Not only is DoD racing to deploy AI/ML capabilities for everything from killer drone swarms to spare parts management, such systems are being integrated into almost every civil market sector from aerospace to agriculture — meaning an almost guaranteed return on investment, Moran explained. That return is then re-channeled into future investments.
“AI is such a hot topic right now that every company, not just the Lockheeds and the Boeings and the Northrops, but every single Fortune 500 company, maybe even every Fortune 1000 company, has realized ‘wow, I can simplify my tasks and move some of these mundane things into autonomous system, and thereby have people work on more complicated things that maybe are not suited for autonomy'. So, everybody is trying to do this. Everybody!” Moran enthused. “There's a massive scramble for autonomy engineers, software, you name it.”
Another next-generation autonomous technology development that has caught Moran's eye for possible future investment is the advent of what he called “autonomy factories;” that is, the ability to automate the process of building neural networks that can then build autonomous systems, autonomously.
“What's happened is that companies are starting to figure out how to automate autonomy — how do you autonomously create neural networks and machine learning systems?” he said with a chuckle of amazement. “You know, necessity is the mother of invention.”
Moran and his team of some six scouts have a $200 million fund to bet on newbie entrepreneurs and their technology. Currently, he said, Lockheed Martin Ventures has an investment in 40-odd companies, across 18 focus areas ranging from AI to rockets and propulsion systems to quantum science.
The focus areas are determined by a conclave, usually held in March, with Lockheed Martin's business units, as well as via the Ventures team's own knowledge of the startup ecosystem, he explained. In addition, Lockheed Martin Ventures haunts the increasing number of DoD, and especially Air Force, “pitch days” in hopes of finding matches for the aerospace prime contractor's interests.
As Breaking D readers know, “pitch days” are one of the new methods being championed by acquisition czar Will Roper as a way for the service to harness commercial innovation. And the Air Force is one of Lockheed Martin's biggest customers, if not the biggest if you count space acquisitions.
The Ventures team invested in 10 startups last yea,r including one discovered at an Air Force pitch day, and is on a path to adding another 10 to its portfolio this year, Moran said. Finding those winners is an intensive process that involves scouting 700 to 1,000 startups per year, he explained.
Once a startup is chosen, Lockheed Martin Ventures gives it an opportunity to pitch ideas/products/services across all interested Lockheed Martin business areas.

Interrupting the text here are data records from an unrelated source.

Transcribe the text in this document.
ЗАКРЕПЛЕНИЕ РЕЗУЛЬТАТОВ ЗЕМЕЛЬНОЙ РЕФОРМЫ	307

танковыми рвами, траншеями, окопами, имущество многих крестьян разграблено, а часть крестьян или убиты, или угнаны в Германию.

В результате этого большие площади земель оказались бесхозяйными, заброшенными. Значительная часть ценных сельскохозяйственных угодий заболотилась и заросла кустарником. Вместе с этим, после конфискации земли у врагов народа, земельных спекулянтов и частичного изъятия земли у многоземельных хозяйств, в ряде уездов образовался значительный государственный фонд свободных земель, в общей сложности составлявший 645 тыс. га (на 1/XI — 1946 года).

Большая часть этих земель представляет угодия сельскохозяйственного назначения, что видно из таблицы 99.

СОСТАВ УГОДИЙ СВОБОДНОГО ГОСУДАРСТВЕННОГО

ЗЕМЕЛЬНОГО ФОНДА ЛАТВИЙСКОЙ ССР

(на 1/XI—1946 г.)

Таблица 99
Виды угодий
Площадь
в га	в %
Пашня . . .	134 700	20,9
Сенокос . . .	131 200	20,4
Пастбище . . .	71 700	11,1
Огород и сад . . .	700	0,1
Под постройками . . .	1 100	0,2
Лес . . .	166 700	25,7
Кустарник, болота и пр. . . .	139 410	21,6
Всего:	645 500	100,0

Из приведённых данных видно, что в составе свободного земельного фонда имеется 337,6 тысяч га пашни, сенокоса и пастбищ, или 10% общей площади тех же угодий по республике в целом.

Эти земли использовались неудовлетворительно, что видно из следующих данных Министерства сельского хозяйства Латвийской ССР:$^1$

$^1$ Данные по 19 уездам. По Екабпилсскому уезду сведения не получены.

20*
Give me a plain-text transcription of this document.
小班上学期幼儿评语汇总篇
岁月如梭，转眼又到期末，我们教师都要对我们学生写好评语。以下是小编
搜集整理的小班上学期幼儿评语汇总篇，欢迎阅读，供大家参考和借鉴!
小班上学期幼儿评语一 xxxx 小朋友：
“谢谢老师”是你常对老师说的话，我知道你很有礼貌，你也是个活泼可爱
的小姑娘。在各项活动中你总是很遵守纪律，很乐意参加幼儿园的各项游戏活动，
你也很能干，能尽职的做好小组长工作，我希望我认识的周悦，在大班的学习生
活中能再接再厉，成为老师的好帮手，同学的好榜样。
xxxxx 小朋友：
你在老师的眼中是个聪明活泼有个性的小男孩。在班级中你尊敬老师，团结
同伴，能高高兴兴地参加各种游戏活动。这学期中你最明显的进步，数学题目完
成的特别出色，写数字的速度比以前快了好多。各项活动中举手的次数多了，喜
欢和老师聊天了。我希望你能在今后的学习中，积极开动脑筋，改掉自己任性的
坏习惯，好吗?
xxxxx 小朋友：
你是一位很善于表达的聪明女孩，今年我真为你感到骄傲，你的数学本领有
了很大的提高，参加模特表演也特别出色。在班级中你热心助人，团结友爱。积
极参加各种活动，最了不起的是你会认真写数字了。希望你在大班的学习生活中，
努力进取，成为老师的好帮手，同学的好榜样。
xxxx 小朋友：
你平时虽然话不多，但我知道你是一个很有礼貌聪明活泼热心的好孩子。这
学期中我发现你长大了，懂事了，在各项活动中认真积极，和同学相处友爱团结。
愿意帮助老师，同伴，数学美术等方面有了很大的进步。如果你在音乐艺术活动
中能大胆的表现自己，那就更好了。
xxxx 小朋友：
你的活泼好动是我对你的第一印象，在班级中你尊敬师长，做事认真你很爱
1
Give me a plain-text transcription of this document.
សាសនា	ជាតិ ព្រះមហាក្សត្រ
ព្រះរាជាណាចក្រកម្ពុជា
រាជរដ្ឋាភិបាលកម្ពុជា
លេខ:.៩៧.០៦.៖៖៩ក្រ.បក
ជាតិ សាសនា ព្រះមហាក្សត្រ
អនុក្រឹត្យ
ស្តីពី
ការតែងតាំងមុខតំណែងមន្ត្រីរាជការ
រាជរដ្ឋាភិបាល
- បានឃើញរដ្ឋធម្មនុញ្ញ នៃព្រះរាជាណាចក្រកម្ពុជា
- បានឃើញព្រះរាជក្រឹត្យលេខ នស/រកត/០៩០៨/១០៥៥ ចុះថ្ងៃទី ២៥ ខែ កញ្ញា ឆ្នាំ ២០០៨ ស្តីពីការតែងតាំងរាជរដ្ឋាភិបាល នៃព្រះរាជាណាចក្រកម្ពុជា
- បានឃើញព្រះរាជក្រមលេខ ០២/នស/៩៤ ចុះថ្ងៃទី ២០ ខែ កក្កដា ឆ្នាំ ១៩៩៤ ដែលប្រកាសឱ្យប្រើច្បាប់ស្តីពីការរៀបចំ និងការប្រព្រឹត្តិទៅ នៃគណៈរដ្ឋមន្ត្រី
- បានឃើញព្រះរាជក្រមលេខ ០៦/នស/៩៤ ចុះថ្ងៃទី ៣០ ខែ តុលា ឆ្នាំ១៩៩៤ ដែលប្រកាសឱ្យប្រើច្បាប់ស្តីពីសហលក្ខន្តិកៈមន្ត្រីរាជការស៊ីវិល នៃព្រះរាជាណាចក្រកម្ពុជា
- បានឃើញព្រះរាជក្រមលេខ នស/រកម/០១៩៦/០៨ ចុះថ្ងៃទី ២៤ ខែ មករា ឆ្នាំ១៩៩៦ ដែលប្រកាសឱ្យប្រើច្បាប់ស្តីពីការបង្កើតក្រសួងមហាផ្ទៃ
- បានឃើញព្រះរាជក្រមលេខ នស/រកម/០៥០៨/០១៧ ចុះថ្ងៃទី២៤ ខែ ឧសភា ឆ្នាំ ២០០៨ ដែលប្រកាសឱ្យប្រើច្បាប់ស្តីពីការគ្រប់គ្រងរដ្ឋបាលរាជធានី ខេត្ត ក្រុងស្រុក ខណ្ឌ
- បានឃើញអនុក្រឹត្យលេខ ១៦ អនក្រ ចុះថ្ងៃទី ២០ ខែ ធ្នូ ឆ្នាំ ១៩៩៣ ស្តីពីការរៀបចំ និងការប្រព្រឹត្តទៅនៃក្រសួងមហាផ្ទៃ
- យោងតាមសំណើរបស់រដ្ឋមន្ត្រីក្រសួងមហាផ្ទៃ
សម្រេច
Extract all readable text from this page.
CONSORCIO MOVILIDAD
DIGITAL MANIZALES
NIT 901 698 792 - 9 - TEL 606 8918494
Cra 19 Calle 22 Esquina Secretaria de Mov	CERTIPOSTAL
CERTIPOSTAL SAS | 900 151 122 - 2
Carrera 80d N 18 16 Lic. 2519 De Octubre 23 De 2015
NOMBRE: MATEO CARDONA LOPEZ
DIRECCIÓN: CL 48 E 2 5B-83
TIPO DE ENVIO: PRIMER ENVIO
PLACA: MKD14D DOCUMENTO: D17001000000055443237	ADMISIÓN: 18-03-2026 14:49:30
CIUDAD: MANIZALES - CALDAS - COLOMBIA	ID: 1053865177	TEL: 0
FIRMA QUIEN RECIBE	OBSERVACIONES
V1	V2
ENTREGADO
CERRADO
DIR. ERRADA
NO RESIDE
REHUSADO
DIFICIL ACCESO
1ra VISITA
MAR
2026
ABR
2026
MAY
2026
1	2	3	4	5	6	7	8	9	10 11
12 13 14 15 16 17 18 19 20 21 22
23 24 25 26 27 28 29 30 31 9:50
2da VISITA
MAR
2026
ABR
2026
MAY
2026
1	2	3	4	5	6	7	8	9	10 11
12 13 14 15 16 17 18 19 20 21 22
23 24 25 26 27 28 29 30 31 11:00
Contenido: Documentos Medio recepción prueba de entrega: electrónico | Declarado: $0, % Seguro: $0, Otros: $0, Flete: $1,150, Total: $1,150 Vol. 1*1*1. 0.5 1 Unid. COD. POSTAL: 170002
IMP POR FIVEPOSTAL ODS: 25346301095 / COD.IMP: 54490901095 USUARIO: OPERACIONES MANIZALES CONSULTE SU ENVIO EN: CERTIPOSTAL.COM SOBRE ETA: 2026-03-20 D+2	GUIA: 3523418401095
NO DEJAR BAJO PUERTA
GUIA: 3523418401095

“We have an internal, if you will, we call it ‘demo day,' that we're holding this week, and right now I think there are well over 100 Lockheed Martin engineers and technologists set up to listen to 12 or 13 of the portfolio companies that we've invested in the last year,” he said. “That's part of what we do as a service inside the company. And hopefully out of those discussions and presentations, there are further collaborations.”
Moran explained that those collaborations can include software licenses or contracts for services — and even, once a startup has established a larger market presence, traditional subcontractor ties.
And while investment allows Lockheed Martin Ventures to get in early on the startup's expertise and tech concepts, the prime contractor is not seeking to tie the hands of the entrepreneurs regarding clientele. Instead, he said, the objective is to grow the startup into the overall defense and aerospace industrial base.
“We're creating, eventually, a market for them,” Moran said. “And it's kind of a weird dynamic, but we give them money, and then my group goes off and works for them inside the company — so we're paying them for us to work. It's weird, but ... that money goes to supporting the small companies grow and scale so that they'll be around for when a Lockheed Martin or any large company wants to use their tools and services. So we look at it as a win-win.”